Assessment of Crime Forecasting Accuracy for Deployment of Police
journal contribution
posted on 2000-01-01, 00:00authored byWilpen Gorr, Andreas Olligschlaeger, Yvonne Thompson
Crime forecasting is a new area of research, following upon the success of crime mapping
for support of tactical deployment of police resources. The major question investigated in
this paper is whether it is possible to accurately forecast crime one month ahead at a “smallscale”

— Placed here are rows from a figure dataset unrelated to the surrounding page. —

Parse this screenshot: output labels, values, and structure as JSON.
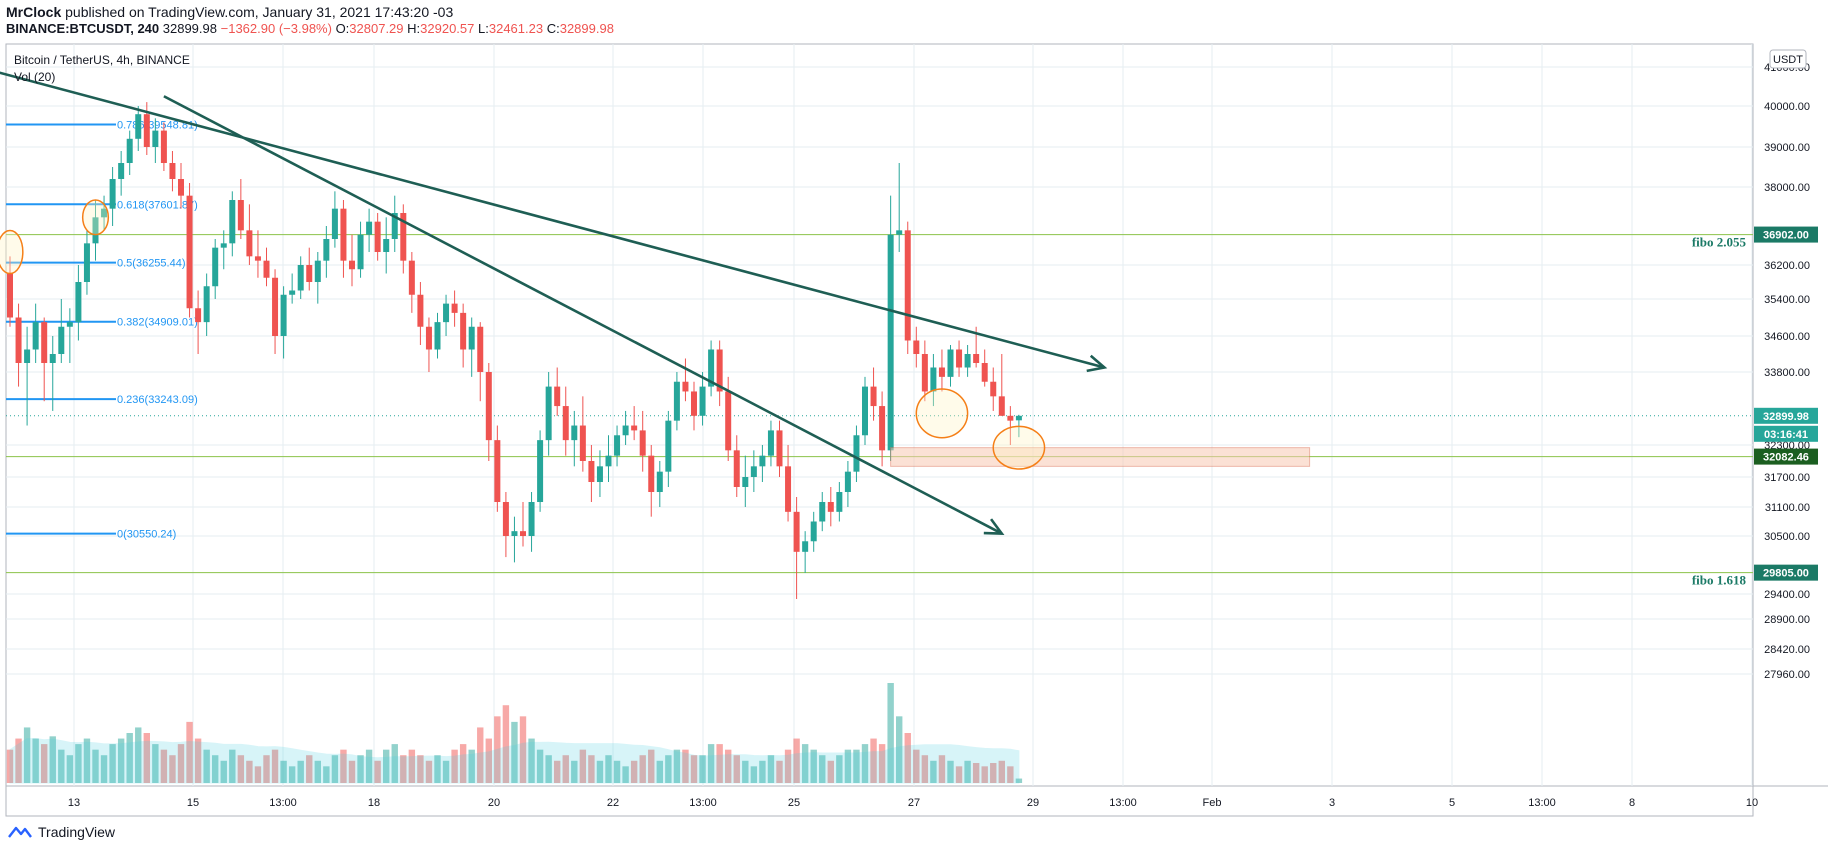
{
  "header": {
    "author": "MrClock",
    "published_text": "published on TradingView.com, January 31, 2021 17:43:20 -03",
    "symbol": "BINANCE:BTCUSDT, 240",
    "last": "32899.98",
    "change": "−1362.90 (−3.98%)",
    "o_label": "O:",
    "o": "32807.29",
    "h_label": "H:",
    "h": "32920.57",
    "l_label": "L:",
    "l": "32461.23",
    "c_label": "C:",
    "c": "32899.98"
  },
  "pane": {
    "title": "Bitcoin / TetherUS, 4h, BINANCE",
    "vol_label": "Vol (20)",
    "currency": "USDT"
  },
  "footer": {
    "brand": "TradingView",
    "logo_icon": "tradingview-logo-icon"
  },
  "colors": {
    "up": "#26a69a",
    "down": "#ef5350",
    "trend": "#1e5e54",
    "fib": "#2196f3",
    "hline": "#8bc34a",
    "grid": "#e6eef2",
    "highlight": "#f57f17"
  },
  "chart_data": {
    "type": "candlestick",
    "timeframe": "4h",
    "y_ticks": [
      41000,
      40000,
      39000,
      38000,
      36200,
      35400,
      34600,
      33800,
      32300,
      31700,
      31100,
      30500,
      29400,
      28900,
      28420,
      27960
    ],
    "x_ticks": [
      "13",
      "15",
      "13:00",
      "18",
      "20",
      "22",
      "13:00",
      "25",
      "27",
      "29",
      "13:00",
      "Feb",
      "3",
      "5",
      "13:00",
      "8",
      "10"
    ],
    "price_badges": [
      {
        "label": "36902.00",
        "value": 36902,
        "kind": "level"
      },
      {
        "label": "32899.98",
        "value": 32899.98,
        "kind": "last"
      },
      {
        "label": "03:16:41",
        "value": 32899.98,
        "kind": "countdown"
      },
      {
        "label": "32082.46",
        "value": 32082.46,
        "kind": "level"
      },
      {
        "label": "29805.00",
        "value": 29805,
        "kind": "level"
      }
    ],
    "horizontal_levels": [
      {
        "label": "fibo 2.055",
        "value": 36902
      },
      {
        "label": "32082.46",
        "value": 32082.46
      },
      {
        "label": "fibo 1.618",
        "value": 29805
      }
    ],
    "fib_levels": [
      {
        "label": "0.786(39548.81)",
        "value": 39548.81
      },
      {
        "label": "0.618(37601.87)",
        "value": 37601.87
      },
      {
        "label": "0.5(36255.44)",
        "value": 36255.44
      },
      {
        "label": "0.382(34909.01)",
        "value": 34909.01
      },
      {
        "label": "0.236(33243.09)",
        "value": 33243.09
      },
      {
        "label": "0(30550.24)",
        "value": 30550.24
      }
    ],
    "candles": [
      [
        36000,
        36400,
        34800,
        35000,
        30
      ],
      [
        35000,
        35300,
        33500,
        34000,
        40
      ],
      [
        34000,
        34800,
        32700,
        34300,
        50
      ],
      [
        34300,
        35300,
        34000,
        34900,
        40
      ],
      [
        34900,
        35000,
        33200,
        34000,
        35
      ],
      [
        34000,
        34600,
        33000,
        34200,
        42
      ],
      [
        34200,
        35400,
        34000,
        34800,
        30
      ],
      [
        34800,
        35200,
        34000,
        34900,
        25
      ],
      [
        34900,
        36200,
        34500,
        35800,
        35
      ],
      [
        35800,
        37000,
        35500,
        36700,
        40
      ],
      [
        36700,
        37700,
        36300,
        37300,
        30
      ],
      [
        37300,
        37800,
        37000,
        37500,
        25
      ],
      [
        37500,
        38500,
        37100,
        38200,
        35
      ],
      [
        38200,
        38900,
        37800,
        38600,
        40
      ],
      [
        38600,
        39400,
        38300,
        39200,
        45
      ],
      [
        39200,
        40000,
        38900,
        39800,
        50
      ],
      [
        39800,
        40100,
        38800,
        39000,
        45
      ],
      [
        39000,
        39700,
        38600,
        39400,
        35
      ],
      [
        39400,
        39600,
        38400,
        38600,
        30
      ],
      [
        38600,
        38900,
        37900,
        38200,
        25
      ],
      [
        38200,
        38600,
        37500,
        37800,
        35
      ],
      [
        37800,
        38100,
        35000,
        35200,
        55
      ],
      [
        35200,
        35600,
        34200,
        34900,
        40
      ],
      [
        34900,
        36000,
        34600,
        35700,
        30
      ],
      [
        35700,
        36800,
        35400,
        36600,
        25
      ],
      [
        36600,
        37000,
        36100,
        36700,
        20
      ],
      [
        36700,
        37900,
        36400,
        37700,
        30
      ],
      [
        37700,
        38200,
        36800,
        37000,
        25
      ],
      [
        37000,
        37600,
        36200,
        36400,
        20
      ],
      [
        36400,
        37000,
        35900,
        36300,
        15
      ],
      [
        36300,
        36600,
        35700,
        35900,
        25
      ],
      [
        35900,
        36100,
        34200,
        34600,
        30
      ],
      [
        34600,
        35700,
        34100,
        35500,
        20
      ],
      [
        35500,
        36000,
        35300,
        35600,
        15
      ],
      [
        35600,
        36400,
        35400,
        36200,
        20
      ],
      [
        36200,
        36600,
        35600,
        35800,
        25
      ],
      [
        35800,
        36500,
        35300,
        36300,
        20
      ],
      [
        36300,
        37100,
        35900,
        36800,
        15
      ],
      [
        36800,
        37900,
        36600,
        37500,
        25
      ],
      [
        37500,
        37700,
        35900,
        36300,
        30
      ],
      [
        36300,
        36900,
        35700,
        36100,
        20
      ],
      [
        36100,
        37200,
        35900,
        36900,
        25
      ],
      [
        36900,
        37500,
        36500,
        37200,
        30
      ],
      [
        37200,
        37400,
        36300,
        36500,
        20
      ],
      [
        36500,
        37300,
        36000,
        36800,
        30
      ],
      [
        36800,
        37800,
        36500,
        37400,
        35
      ],
      [
        37400,
        37600,
        36000,
        36300,
        25
      ],
      [
        36300,
        36500,
        35100,
        35500,
        30
      ],
      [
        35500,
        35800,
        34400,
        34800,
        25
      ],
      [
        34800,
        35000,
        33800,
        34300,
        20
      ],
      [
        34300,
        35100,
        34100,
        34900,
        25
      ],
      [
        34900,
        35500,
        34600,
        35300,
        20
      ],
      [
        35300,
        35600,
        34800,
        35100,
        30
      ],
      [
        35100,
        35300,
        33900,
        34300,
        35
      ],
      [
        34300,
        35000,
        33700,
        34800,
        30
      ],
      [
        34800,
        34900,
        33200,
        33800,
        50
      ],
      [
        33800,
        34000,
        32000,
        32400,
        40
      ],
      [
        32400,
        32700,
        31000,
        31200,
        60
      ],
      [
        31200,
        31400,
        30100,
        30500,
        70
      ],
      [
        30500,
        30900,
        30000,
        30600,
        55
      ],
      [
        30600,
        31200,
        30300,
        30500,
        60
      ],
      [
        30500,
        31400,
        30200,
        31200,
        40
      ],
      [
        31200,
        32600,
        31000,
        32400,
        30
      ],
      [
        32400,
        33800,
        32100,
        33500,
        25
      ],
      [
        33500,
        33900,
        32900,
        33100,
        20
      ],
      [
        33100,
        33500,
        32100,
        32400,
        25
      ],
      [
        32400,
        33000,
        31900,
        32700,
        20
      ],
      [
        32700,
        33300,
        31800,
        32000,
        30
      ],
      [
        32000,
        32300,
        31200,
        31600,
        25
      ],
      [
        31600,
        32200,
        31300,
        31900,
        20
      ],
      [
        31900,
        32500,
        31600,
        32100,
        25
      ],
      [
        32100,
        32700,
        31900,
        32500,
        20
      ],
      [
        32500,
        33000,
        32300,
        32700,
        15
      ],
      [
        32700,
        33100,
        32400,
        32600,
        20
      ],
      [
        32600,
        33000,
        31800,
        32100,
        25
      ],
      [
        32100,
        32300,
        30900,
        31400,
        30
      ],
      [
        31400,
        32000,
        31100,
        31800,
        20
      ],
      [
        31800,
        33000,
        31500,
        32800,
        25
      ],
      [
        32800,
        33800,
        32600,
        33600,
        30
      ],
      [
        33600,
        34100,
        33200,
        33400,
        30
      ],
      [
        33400,
        33600,
        32600,
        32900,
        25
      ],
      [
        32900,
        33800,
        32700,
        33500,
        25
      ],
      [
        33500,
        34500,
        33300,
        34300,
        35
      ],
      [
        34300,
        34500,
        33100,
        33400,
        35
      ],
      [
        33400,
        33700,
        32000,
        32200,
        30
      ],
      [
        32200,
        32500,
        31300,
        31500,
        25
      ],
      [
        31500,
        32100,
        31100,
        31700,
        20
      ],
      [
        31700,
        32200,
        31400,
        31900,
        15
      ],
      [
        31900,
        32300,
        31600,
        32100,
        20
      ],
      [
        32100,
        32800,
        31900,
        32600,
        25
      ],
      [
        32600,
        32800,
        31700,
        31900,
        20
      ],
      [
        31900,
        32300,
        30800,
        31000,
        30
      ],
      [
        31000,
        31300,
        29300,
        30200,
        40
      ],
      [
        30200,
        30600,
        29800,
        30400,
        35
      ],
      [
        30400,
        31000,
        30200,
        30800,
        30
      ],
      [
        30800,
        31400,
        30600,
        31200,
        25
      ],
      [
        31200,
        31500,
        30700,
        31000,
        20
      ],
      [
        31000,
        31600,
        30800,
        31400,
        25
      ],
      [
        31400,
        32000,
        31100,
        31800,
        30
      ],
      [
        31800,
        32700,
        31600,
        32500,
        30
      ],
      [
        32500,
        33700,
        32300,
        33500,
        35
      ],
      [
        33500,
        33900,
        32800,
        33100,
        40
      ],
      [
        33100,
        33400,
        31900,
        32200,
        35
      ],
      [
        32200,
        37800,
        32000,
        36900,
        90
      ],
      [
        36900,
        38600,
        36500,
        37000,
        60
      ],
      [
        37000,
        37200,
        34200,
        34500,
        45
      ],
      [
        34500,
        34800,
        33900,
        34200,
        30
      ],
      [
        34200,
        34500,
        33200,
        33400,
        25
      ],
      [
        33400,
        34200,
        33100,
        33900,
        20
      ],
      [
        33900,
        34300,
        33400,
        33700,
        25
      ],
      [
        33700,
        34400,
        33500,
        34300,
        20
      ],
      [
        34300,
        34500,
        33700,
        33900,
        15
      ],
      [
        33900,
        34400,
        33700,
        34200,
        20
      ],
      [
        34200,
        34800,
        33900,
        34000,
        18
      ],
      [
        34000,
        34300,
        33500,
        33600,
        15
      ],
      [
        33600,
        33900,
        33000,
        33300,
        18
      ],
      [
        33300,
        34200,
        32900,
        32900,
        20
      ],
      [
        32900,
        33100,
        32300,
        32800,
        15
      ],
      [
        32807.29,
        32920.57,
        32461.23,
        32899.98,
        4
      ]
    ],
    "annotations": [
      {
        "type": "trendline",
        "from": {
          "bar": -2,
          "price": 40900
        },
        "to": {
          "bar": 128,
          "price": 33900
        },
        "arrow": true
      },
      {
        "type": "trendline",
        "from": {
          "bar": 18,
          "price": 40250
        },
        "to": {
          "bar": 116,
          "price": 30550
        },
        "arrow": true
      },
      {
        "type": "rectangle",
        "from": {
          "bar": 103,
          "price": 32250
        },
        "to": {
          "bar": 152,
          "price": 31900
        }
      },
      {
        "type": "ellipse",
        "center": {
          "bar": 109,
          "price": 32950
        },
        "rx_bars": 3,
        "ry_price": 500
      },
      {
        "type": "ellipse",
        "center": {
          "bar": 118,
          "price": 32250
        },
        "rx_bars": 3,
        "ry_price": 400
      },
      {
        "type": "ellipse",
        "center": {
          "bar": 10,
          "price": 37300
        },
        "rx_bars": 1.5,
        "ry_price": 400
      },
      {
        "type": "ellipse",
        "center": {
          "bar": 0,
          "price": 36500
        },
        "rx_bars": 1.5,
        "ry_price": 500
      }
    ]
  }
}
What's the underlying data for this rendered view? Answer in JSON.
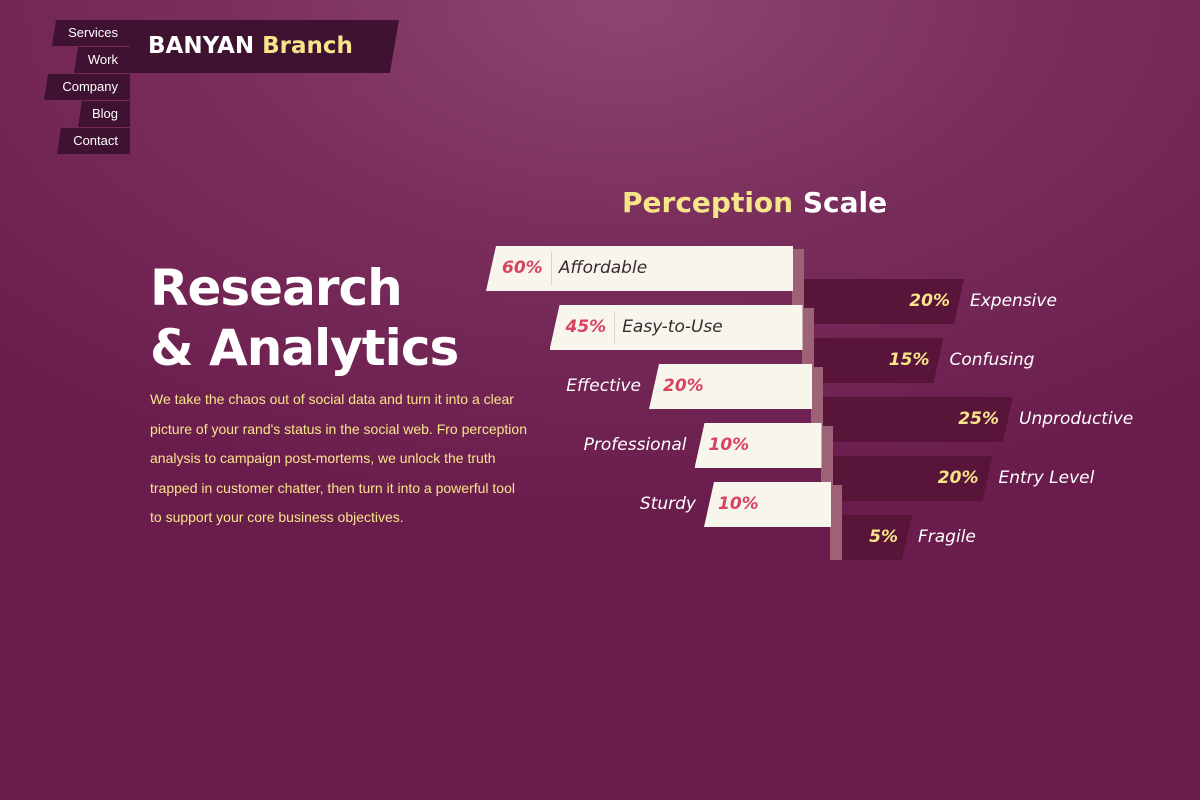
{
  "nav": {
    "items": [
      "Services",
      "Work",
      "Company",
      "Blog",
      "Contact"
    ]
  },
  "logo": {
    "word1": "BANYAN",
    "word2": "Branch"
  },
  "hero": {
    "title_line1": "Research",
    "title_line2": "& Analytics",
    "body": "We take the chaos out of social data and turn it into a clear picture of your rand's status in the social web. Fro perception analysis to campaign post-mortems, we unlock the truth trapped in customer chatter, then turn it into a powerful tool to support your core business objectives."
  },
  "chart_data": {
    "type": "bar",
    "title": "Perception Scale",
    "title_word1": "Perception",
    "title_word2": "Scale",
    "rows": [
      {
        "positive": "Affordable",
        "positive_value": 60,
        "negative": "Expensive",
        "negative_value": 20
      },
      {
        "positive": "Easy-to-Use",
        "positive_value": 45,
        "negative": "Confusing",
        "negative_value": 15
      },
      {
        "positive": "Effective",
        "positive_value": 20,
        "negative": "Unproductive",
        "negative_value": 25
      },
      {
        "positive": "Professional",
        "positive_value": 10,
        "negative": "Entry Level",
        "negative_value": 20
      },
      {
        "positive": "Sturdy",
        "positive_value": 10,
        "negative": "Fragile",
        "negative_value": 5
      }
    ],
    "colors": {
      "positive_bar": "#f7f5ec",
      "negative_bar": "#591539",
      "positive_value": "#d8435f",
      "negative_value": "#f7e58a"
    }
  }
}
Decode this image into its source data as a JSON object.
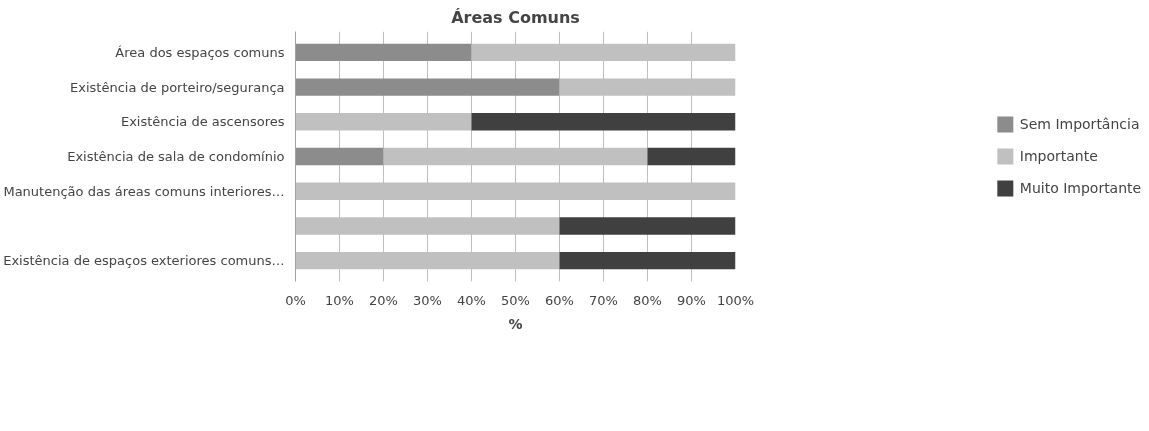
{
  "chart_data": {
    "type": "bar",
    "orientation": "horizontal",
    "stacked": true,
    "title": "Áreas Comuns",
    "xlabel": "%",
    "categories": [
      "Área dos espaços comuns",
      "Existência de porteiro/segurança",
      "Existência de ascensores",
      "Existência de sala de condomínio",
      "Manutenção das áreas comuns interiores…",
      null,
      "Existência de espaços exteriores comuns…"
    ],
    "series": [
      {
        "name": "Sem Importância",
        "color": "#8c8c8c",
        "values": [
          40,
          60,
          0,
          20,
          0,
          0,
          0
        ]
      },
      {
        "name": "Importante",
        "color": "#c0c0c0",
        "values": [
          60,
          40,
          40,
          60,
          100,
          60,
          60
        ]
      },
      {
        "name": "Muito Importante",
        "color": "#404040",
        "values": [
          0,
          0,
          60,
          20,
          0,
          40,
          40
        ]
      }
    ],
    "xlim": [
      0,
      100
    ],
    "xticks": [
      {
        "value": 0,
        "label": "0%"
      },
      {
        "value": 10,
        "label": "10%"
      },
      {
        "value": 20,
        "label": "20%"
      },
      {
        "value": 30,
        "label": "30%"
      },
      {
        "value": 40,
        "label": "40%"
      },
      {
        "value": 50,
        "label": "50%"
      },
      {
        "value": 60,
        "label": "60%"
      },
      {
        "value": 70,
        "label": "70%"
      },
      {
        "value": 80,
        "label": "80%"
      },
      {
        "value": 90,
        "label": "90%"
      },
      {
        "value": 100,
        "label": "100%"
      }
    ],
    "grid": "x",
    "legend": "right"
  }
}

aggregation, i.e., at the precinct level. In a case study of Pittsburgh, Pennsylvania, we
contrast the forecast accuracy of standard, univariate time series models with non-modeling
practices commonly used by police. Included is a comparison of seasonality estimates made
by precinct versus the city as a whole. As suspected for the small-scale data of this problem,
average crime count by precinct and crime type is the major determinant of forecast
accuracy. A fixed effects regression model of absolute percent forecast errors shows that
such counts need to be on the order of 30 or more to achieve accuracy of 20 percent error or
less. A second major result is that practically any model-based forecasting approach is
vastly more accurate than current police practices. Thirdly, this is the first empirical paper
to investigate crime seasonality at the sub-city level. Our seasonality estimates provide
evidence supporting the routine activities theory of crime, but not earlier theories.